Anna Boarini | Monday, November 7, 2011

Though the four scholars in Monday’s “Crisis of the Euro” panel discussion have differing disciplines, all agreed on one thing: the eurozone is in serious trouble.

“Europe has often been the site of hope and good things, but has also often been the site of bad and troubling things,” sociology professor Robert Fishman said during the discussion held by the Nanovic Institute. “We’re again at a moment where Europe is the site of bad and troubling things.”

Fishman said he believes the temporary solutions that have and will be put together to deal with this crisis will not be definitive.

“There are many reasons why a definitive collapse of the euro is possible,” he said. “I’m not predicting it will happen, it will be very costly for Europeans and others if it does happen.”

There is a huge difference between the cultures, identities and economies of the 17 European states that make up the eurozone.

“Unemployment in Austria is 3.9 percent,” he said. “Unemployment is Spain is 22.6 percent.”

Political science professor Sebastian Rosato said all of Europe’s problems with the euro stem from the fact that Europe is not a single state.

“There is no chance that Europe will become a single state and this means that even if Europe rides out this crisis, there will be many more crises in the future,” he said. “And eventually, there will be a crisis big enough that the euro will collapse.”

Rosato also said that because Europe is made up of different states, there are different types of fiscal needs.

“If you have a one size fits all monetary policy, it’s going to be too tight for some states and too loose for other states,” he said.

Political science professor Alexandra Guisinger said one of the problems with the euro is based in history.

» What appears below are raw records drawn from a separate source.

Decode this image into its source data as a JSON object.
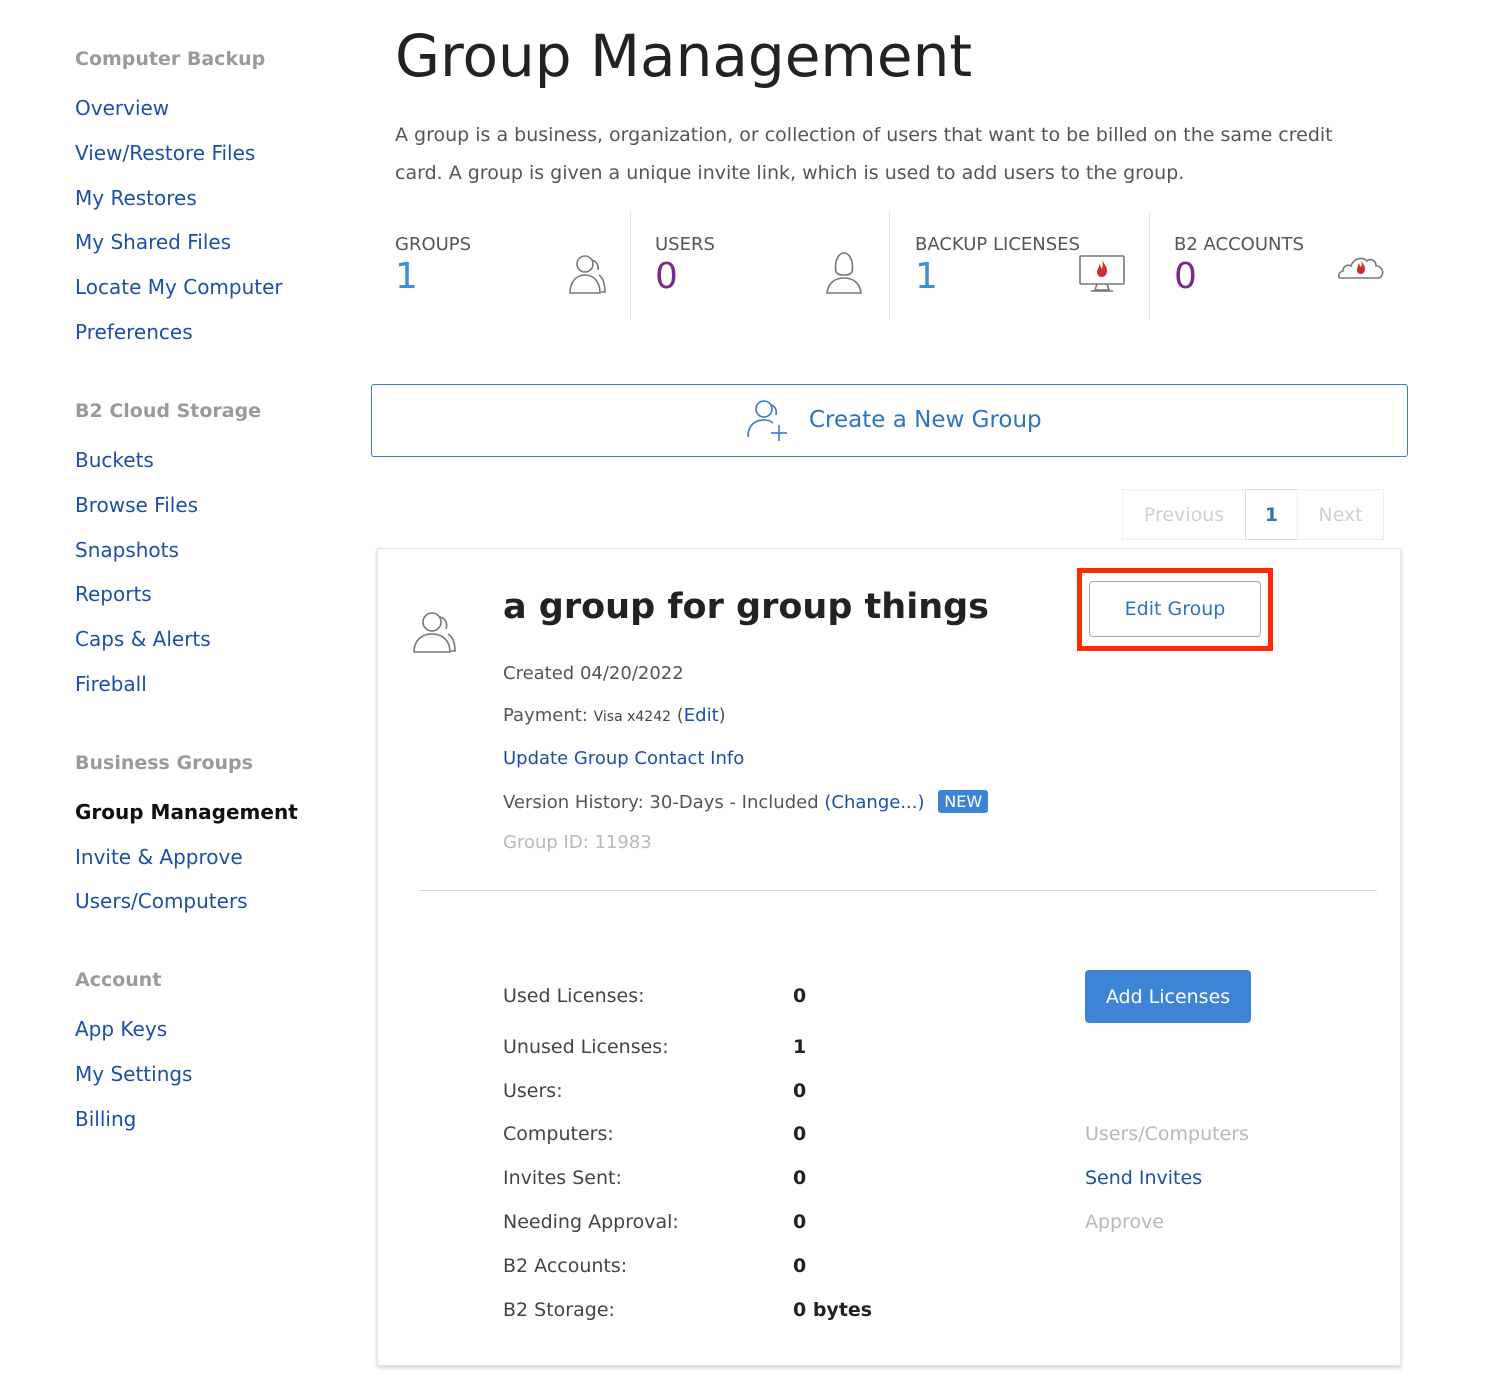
{
  "sidebar": {
    "sections": [
      {
        "heading": "Computer Backup",
        "items": [
          {
            "label": "Overview"
          },
          {
            "label": "View/Restore Files"
          },
          {
            "label": "My Restores"
          },
          {
            "label": "My Shared Files"
          },
          {
            "label": "Locate My Computer"
          },
          {
            "label": "Preferences"
          }
        ]
      },
      {
        "heading": "B2 Cloud Storage",
        "items": [
          {
            "label": "Buckets"
          },
          {
            "label": "Browse Files"
          },
          {
            "label": "Snapshots"
          },
          {
            "label": "Reports"
          },
          {
            "label": "Caps & Alerts"
          },
          {
            "label": "Fireball"
          }
        ]
      },
      {
        "heading": "Business Groups",
        "items": [
          {
            "label": "Group Management",
            "active": true
          },
          {
            "label": "Invite & Approve"
          },
          {
            "label": "Users/Computers"
          }
        ]
      },
      {
        "heading": "Account",
        "items": [
          {
            "label": "App Keys"
          },
          {
            "label": "My Settings"
          },
          {
            "label": "Billing"
          }
        ]
      }
    ]
  },
  "header": {
    "title": "Group Management",
    "description": "A group is a business, organization, or collection of users that want to be billed on the same credit card. A group is given a unique invite link, which is used to add users to the group."
  },
  "stats": [
    {
      "label": "GROUPS",
      "value": "1",
      "color": "#3d8fd6",
      "icon": "group-user-icon"
    },
    {
      "label": "USERS",
      "value": "0",
      "color": "#7a2a8a",
      "icon": "user-icon"
    },
    {
      "label": "BACKUP LICENSES",
      "value": "1",
      "color": "#3d8fd6",
      "icon": "monitor-flame-icon"
    },
    {
      "label": "B2 ACCOUNTS",
      "value": "0",
      "color": "#7a2a8a",
      "icon": "cloud-flame-icon"
    }
  ],
  "create_group": {
    "label": "Create a New Group",
    "icon": "add-user-icon"
  },
  "pagination": {
    "previous": "Previous",
    "current": "1",
    "next": "Next"
  },
  "group": {
    "name": "a group for group things",
    "edit_label": "Edit Group",
    "created": "Created 04/20/2022",
    "payment_label": "Payment:",
    "payment_card": "Visa x4242",
    "payment_edit": "Edit",
    "contact_link": "Update Group Contact Info",
    "version_history": "Version History: 30-Days - Included",
    "version_change": "(Change...)",
    "new_badge": "NEW",
    "group_id": "Group ID: 11983",
    "add_licenses": "Add Licenses",
    "rows": [
      {
        "label": "Used Licenses:",
        "value": "0"
      },
      {
        "label": "Unused Licenses:",
        "value": "1"
      },
      {
        "label": "Users:",
        "value": "0"
      },
      {
        "label": "Computers:",
        "value": "0"
      },
      {
        "label": "Invites Sent:",
        "value": "0"
      },
      {
        "label": "Needing Approval:",
        "value": "0"
      },
      {
        "label": "B2 Accounts:",
        "value": "0"
      },
      {
        "label": "B2 Storage:",
        "value": "0 bytes"
      }
    ],
    "side_links": {
      "users_computers": "Users/Computers",
      "send_invites": "Send Invites",
      "approve": "Approve"
    }
  },
  "colors": {
    "link": "#1d4fa8",
    "accent": "#3d84d6",
    "highlight": "#ff2a00",
    "purple": "#7a2a8a",
    "flame": "#d8282f"
  }
}
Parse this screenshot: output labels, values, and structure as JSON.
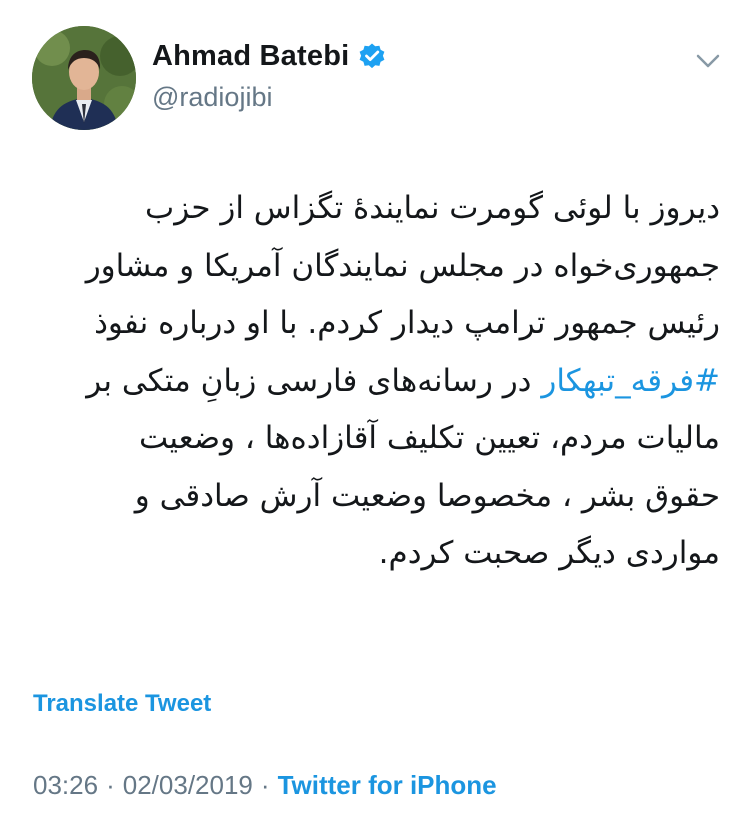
{
  "author": {
    "display_name": "Ahmad Batebi",
    "handle": "@radiojibi"
  },
  "tweet": {
    "text_before": "دیروز با لوئی گومرت نمایندهٔ تگزاس از حزب جمهوری‌خواه در مجلس نمایندگان آمریکا و مشاور رئیس جمهور ترامپ دیدار کردم. با او درباره نفوذ ",
    "hashtag": "#فرقه_تبهکار",
    "text_after": " در رسانه‌های فارسی زبانِ متکی بر مالیات مردم، تعیین تکلیف آقازاده‌ها ، وضعیت حقوق بشر ، مخصوصا وضعیت آرش صادقی و مواردی دیگر صحبت کردم."
  },
  "translate_label": "Translate Tweet",
  "meta": {
    "time": "03:26",
    "separator": "·",
    "date": "02/03/2019",
    "source": "Twitter for iPhone"
  },
  "icons": {
    "verified": "verified-badge-icon",
    "menu": "chevron-down-icon"
  },
  "colors": {
    "link": "#1b95e0",
    "secondary_text": "#657786",
    "primary_text": "#14171a",
    "verified": "#1da1f2"
  }
}
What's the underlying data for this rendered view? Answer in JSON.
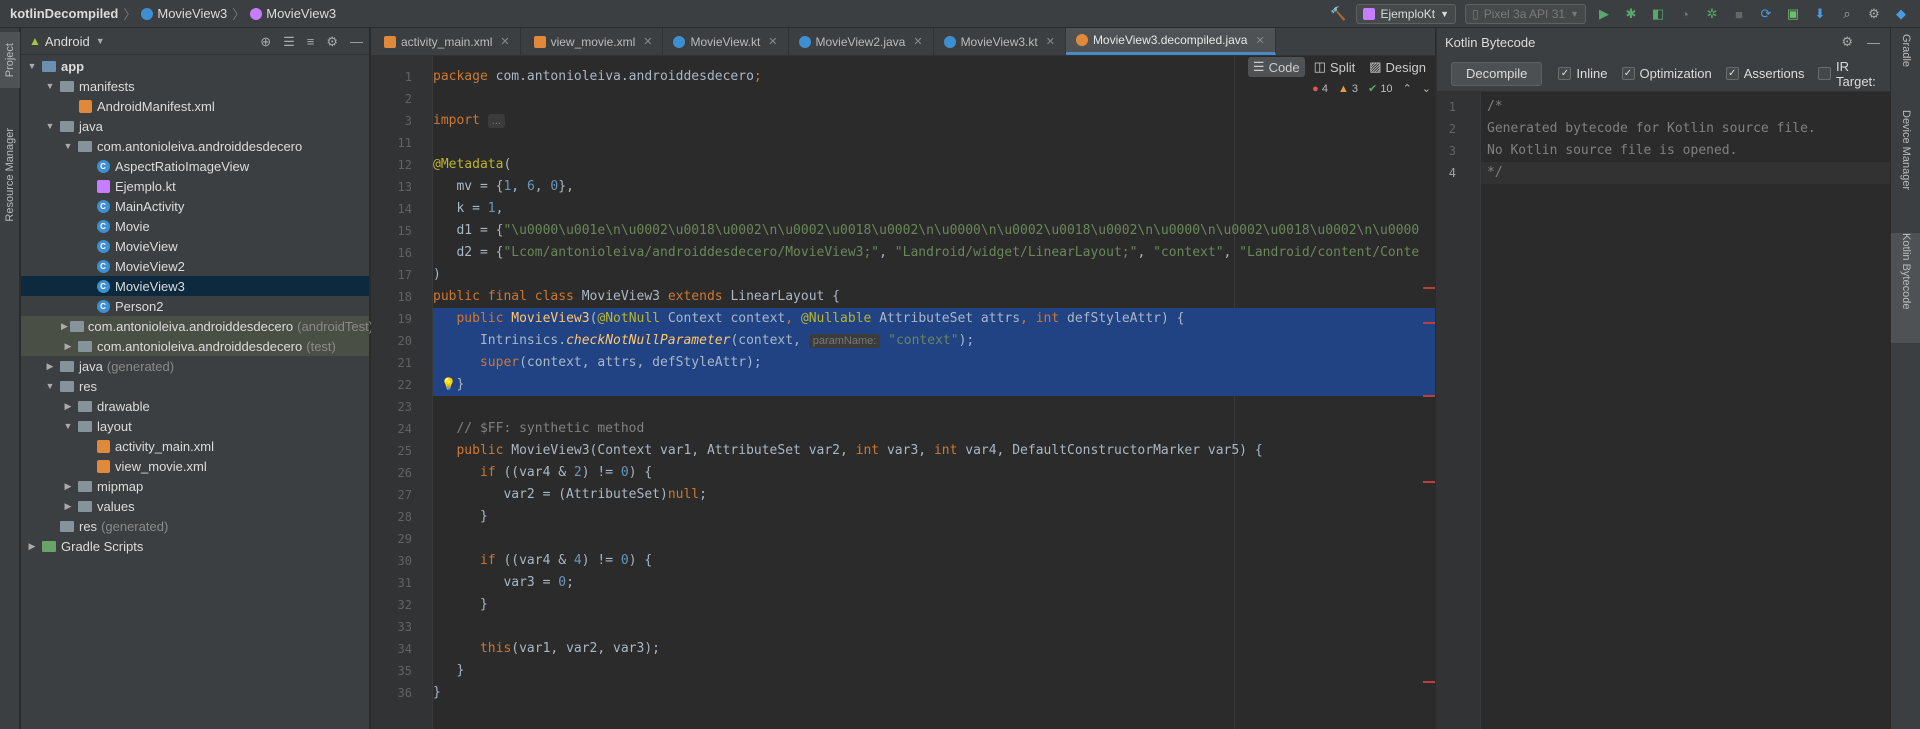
{
  "breadcrumbs": [
    "kotlinDecompiled",
    "MovieView3",
    "MovieView3"
  ],
  "toolbar": {
    "run_config": "EjemploKt",
    "device": "Pixel 3a API 31"
  },
  "left_strip": {
    "project": "Project",
    "resource_manager": "Resource Manager"
  },
  "right_strip": {
    "gradle": "Gradle",
    "device_manager": "Device Manager",
    "kotlin_bytecode": "Kotlin Bytecode"
  },
  "project_panel": {
    "view": "Android",
    "tree": [
      {
        "label": "app",
        "depth": 0,
        "arrow": "open",
        "icon": "folder-blue",
        "bold": true
      },
      {
        "label": "manifests",
        "depth": 1,
        "arrow": "open",
        "icon": "folder"
      },
      {
        "label": "AndroidManifest.xml",
        "depth": 2,
        "arrow": "",
        "icon": "xml"
      },
      {
        "label": "java",
        "depth": 1,
        "arrow": "open",
        "icon": "folder"
      },
      {
        "label": "com.antonioleiva.androiddesdecero",
        "depth": 2,
        "arrow": "open",
        "icon": "folder"
      },
      {
        "label": "AspectRatioImageView",
        "depth": 3,
        "arrow": "",
        "icon": "class"
      },
      {
        "label": "Ejemplo.kt",
        "depth": 3,
        "arrow": "",
        "icon": "kotlin"
      },
      {
        "label": "MainActivity",
        "depth": 3,
        "arrow": "",
        "icon": "class"
      },
      {
        "label": "Movie",
        "depth": 3,
        "arrow": "",
        "icon": "class"
      },
      {
        "label": "MovieView",
        "depth": 3,
        "arrow": "",
        "icon": "class"
      },
      {
        "label": "MovieView2",
        "depth": 3,
        "arrow": "",
        "icon": "class"
      },
      {
        "label": "MovieView3",
        "depth": 3,
        "arrow": "",
        "icon": "class",
        "selected": true
      },
      {
        "label": "Person2",
        "depth": 3,
        "arrow": "",
        "icon": "class"
      },
      {
        "label": "com.antonioleiva.androiddesdecero",
        "suffix": "(androidTest)",
        "depth": 2,
        "arrow": "closed",
        "icon": "folder",
        "highlight": true
      },
      {
        "label": "com.antonioleiva.androiddesdecero",
        "suffix": "(test)",
        "depth": 2,
        "arrow": "closed",
        "icon": "folder",
        "highlight": true
      },
      {
        "label": "java",
        "suffix": "(generated)",
        "depth": 1,
        "arrow": "closed",
        "icon": "folder"
      },
      {
        "label": "res",
        "depth": 1,
        "arrow": "open",
        "icon": "folder"
      },
      {
        "label": "drawable",
        "depth": 2,
        "arrow": "closed",
        "icon": "folder"
      },
      {
        "label": "layout",
        "depth": 2,
        "arrow": "open",
        "icon": "folder"
      },
      {
        "label": "activity_main.xml",
        "depth": 3,
        "arrow": "",
        "icon": "xml"
      },
      {
        "label": "view_movie.xml",
        "depth": 3,
        "arrow": "",
        "icon": "xml"
      },
      {
        "label": "mipmap",
        "depth": 2,
        "arrow": "closed",
        "icon": "folder"
      },
      {
        "label": "values",
        "depth": 2,
        "arrow": "closed",
        "icon": "folder"
      },
      {
        "label": "res",
        "suffix": "(generated)",
        "depth": 1,
        "arrow": "",
        "icon": "folder"
      },
      {
        "label": "Gradle Scripts",
        "depth": 0,
        "arrow": "closed",
        "icon": "gradle"
      }
    ]
  },
  "tabs": [
    {
      "label": "activity_main.xml",
      "icon": "x"
    },
    {
      "label": "view_movie.xml",
      "icon": "x"
    },
    {
      "label": "MovieView.kt",
      "icon": "c"
    },
    {
      "label": "MovieView2.java",
      "icon": "c"
    },
    {
      "label": "MovieView3.kt",
      "icon": "c"
    },
    {
      "label": "MovieView3.decompiled.java",
      "icon": "j",
      "active": true
    }
  ],
  "editor_modes": {
    "code": "Code",
    "split": "Split",
    "design": "Design"
  },
  "inspections": {
    "errors": "4",
    "warnings": "3",
    "ok": "10"
  },
  "code_lines": [
    {
      "n": "1",
      "parts": [
        [
          "kw",
          "package "
        ],
        [
          "",
          "com.antonioleiva.androiddesdecero"
        ],
        [
          "kw",
          ";"
        ]
      ]
    },
    {
      "n": "2",
      "parts": []
    },
    {
      "n": "3",
      "parts": [
        [
          "kw",
          "import "
        ],
        [
          "hint",
          "..."
        ]
      ]
    },
    {
      "n": "11",
      "parts": []
    },
    {
      "n": "12",
      "parts": [
        [
          "ann",
          "@Metadata"
        ],
        [
          "",
          "("
        ]
      ]
    },
    {
      "n": "13",
      "parts": [
        [
          "",
          "   mv = {"
        ],
        [
          "num",
          "1"
        ],
        [
          "",
          ", "
        ],
        [
          "num",
          "6"
        ],
        [
          "",
          ", "
        ],
        [
          "num",
          "0"
        ],
        [
          "",
          "},"
        ]
      ]
    },
    {
      "n": "14",
      "parts": [
        [
          "",
          "   k = "
        ],
        [
          "num",
          "1"
        ],
        [
          "",
          ","
        ]
      ]
    },
    {
      "n": "15",
      "parts": [
        [
          "",
          "   d1 = {"
        ],
        [
          "str",
          "\"\\u0000\\u001e\\n\\u0002\\u0018\\u0002\\n\\u0002\\u0018\\u0002\\n\\u0000\\n\\u0002\\u0018\\u0002\\n\\u0000\\n\\u0002\\u0018\\u0002\\n\\u0000"
        ]
      ]
    },
    {
      "n": "16",
      "parts": [
        [
          "",
          "   d2 = {"
        ],
        [
          "str",
          "\"Lcom/antonioleiva/androiddesdecero/MovieView3;\""
        ],
        [
          "",
          ", "
        ],
        [
          "str",
          "\"Landroid/widget/LinearLayout;\""
        ],
        [
          "",
          ", "
        ],
        [
          "str",
          "\"context\""
        ],
        [
          "",
          ", "
        ],
        [
          "str",
          "\"Landroid/content/Conte"
        ]
      ]
    },
    {
      "n": "17",
      "parts": [
        [
          "",
          ")"
        ]
      ]
    },
    {
      "n": "18",
      "parts": [
        [
          "kw",
          "public final class "
        ],
        [
          "",
          "MovieView3 "
        ],
        [
          "kw",
          "extends "
        ],
        [
          "",
          "LinearLayout {"
        ]
      ]
    },
    {
      "n": "19",
      "parts": [
        [
          "",
          "   "
        ],
        [
          "kw",
          "public "
        ],
        [
          "fn",
          "MovieView3"
        ],
        [
          "",
          "("
        ],
        [
          "ann",
          "@NotNull "
        ],
        [
          "",
          "Context context"
        ],
        [
          "kw",
          ", "
        ],
        [
          "ann",
          "@Nullable "
        ],
        [
          "",
          "AttributeSet attrs"
        ],
        [
          "kw",
          ", "
        ],
        [
          "kw",
          "int "
        ],
        [
          "",
          "defStyleAttr) {"
        ]
      ],
      "sel": true
    },
    {
      "n": "20",
      "parts": [
        [
          "",
          "      Intrinsics."
        ],
        [
          "fnit",
          "checkNotNullParameter"
        ],
        [
          "",
          "(context, "
        ],
        [
          "hint",
          "paramName:"
        ],
        [
          "str",
          " \"context\""
        ],
        [
          "",
          ");"
        ]
      ],
      "sel": true
    },
    {
      "n": "21",
      "parts": [
        [
          "",
          "      "
        ],
        [
          "kw",
          "super"
        ],
        [
          "",
          "(context, attrs, defStyleAttr);"
        ]
      ],
      "sel": true
    },
    {
      "n": "22",
      "parts": [
        [
          "",
          "   }"
        ]
      ],
      "sel": true
    },
    {
      "n": "23",
      "parts": []
    },
    {
      "n": "24",
      "parts": [
        [
          "cmt",
          "   // $FF: synthetic method"
        ]
      ]
    },
    {
      "n": "25",
      "parts": [
        [
          "",
          "   "
        ],
        [
          "kw",
          "public "
        ],
        [
          "",
          "MovieView3(Context var1, AttributeSet var2, "
        ],
        [
          "kw",
          "int "
        ],
        [
          "",
          "var3, "
        ],
        [
          "kw",
          "int "
        ],
        [
          "",
          "var4, DefaultConstructorMarker var5) {"
        ]
      ]
    },
    {
      "n": "26",
      "parts": [
        [
          "",
          "      "
        ],
        [
          "kw",
          "if "
        ],
        [
          "",
          "((var4 & "
        ],
        [
          "num",
          "2"
        ],
        [
          "",
          ") != "
        ],
        [
          "num",
          "0"
        ],
        [
          "",
          ") {"
        ]
      ]
    },
    {
      "n": "27",
      "parts": [
        [
          "",
          "         var2 = (AttributeSet)"
        ],
        [
          "kw",
          "null"
        ],
        [
          "",
          ";"
        ]
      ]
    },
    {
      "n": "28",
      "parts": [
        [
          "",
          "      }"
        ]
      ]
    },
    {
      "n": "29",
      "parts": []
    },
    {
      "n": "30",
      "parts": [
        [
          "",
          "      "
        ],
        [
          "kw",
          "if "
        ],
        [
          "",
          "((var4 & "
        ],
        [
          "num",
          "4"
        ],
        [
          "",
          ") != "
        ],
        [
          "num",
          "0"
        ],
        [
          "",
          ") {"
        ]
      ]
    },
    {
      "n": "31",
      "parts": [
        [
          "",
          "         var3 = "
        ],
        [
          "num",
          "0"
        ],
        [
          "",
          ";"
        ]
      ]
    },
    {
      "n": "32",
      "parts": [
        [
          "",
          "      }"
        ]
      ]
    },
    {
      "n": "33",
      "parts": []
    },
    {
      "n": "34",
      "parts": [
        [
          "",
          "      "
        ],
        [
          "kw",
          "this"
        ],
        [
          "",
          "(var1, var2, var3);"
        ]
      ]
    },
    {
      "n": "35",
      "parts": [
        [
          "",
          "   }"
        ]
      ]
    },
    {
      "n": "36",
      "parts": [
        [
          "",
          "}"
        ]
      ]
    }
  ],
  "bytecode_panel": {
    "title": "Kotlin Bytecode",
    "decompile": "Decompile",
    "options": [
      {
        "label": "Inline",
        "checked": true
      },
      {
        "label": "Optimization",
        "checked": true
      },
      {
        "label": "Assertions",
        "checked": true
      },
      {
        "label": "IR Target:",
        "checked": false
      }
    ],
    "lines": [
      {
        "n": "1",
        "text": "/*"
      },
      {
        "n": "2",
        "text": "Generated bytecode for Kotlin source file."
      },
      {
        "n": "3",
        "text": "No Kotlin source file is opened."
      },
      {
        "n": "4",
        "text": "*/"
      }
    ]
  }
}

She said that the first time Europe pushed for a fixed exchange rate, or single currency like the euro, was in 1717.

“It seems to me that even if the euro falls tomorrow, you can wait a few years and there will be another attempt [at a fixed exchange rate],” she said.

One of the benefits for countries to have a fixed exchange rate is trade opens up. However, there are also huge downfalls, Guisinger said.

“One of the things my research tells us is that there are some benefits to fixed exchange rates, and there are some definite costs,” she said. “One of the major costs that people recognize is that countries with a fixed exchange rate are far more likely to have a financial crises.”

While the fixed exchange rate of the euro has had some short-term success, Guisinger said that Europeans would continue to pay for this fixed exchange rate in the long run.

Finance professor Jeffrey Bergstrand said the eurozone is a centaur, like the half-man, half-horse creature from Greek mythology.

“I draw that analogy because, we’re in a Greek crisis and I feel very much that is to think as the eurozone as a centaur,” he said.

He went on to quote from an Economist article and said the eurozone is a hybrid, a single currency with 17 different national fiscal and economic policies.

“The formal construct of the eurozone is the economic and monetary union,” he said. “One thing to keep in mind there is there is no mention of the word fiscal.”

He said one of the largest problems facing the eurozone is fiscal policy. One of the requirements to belong to the eurozone is annual budget deficits cannot be more than three percent of the gross domestic product. However, the average deficit is currently four percent.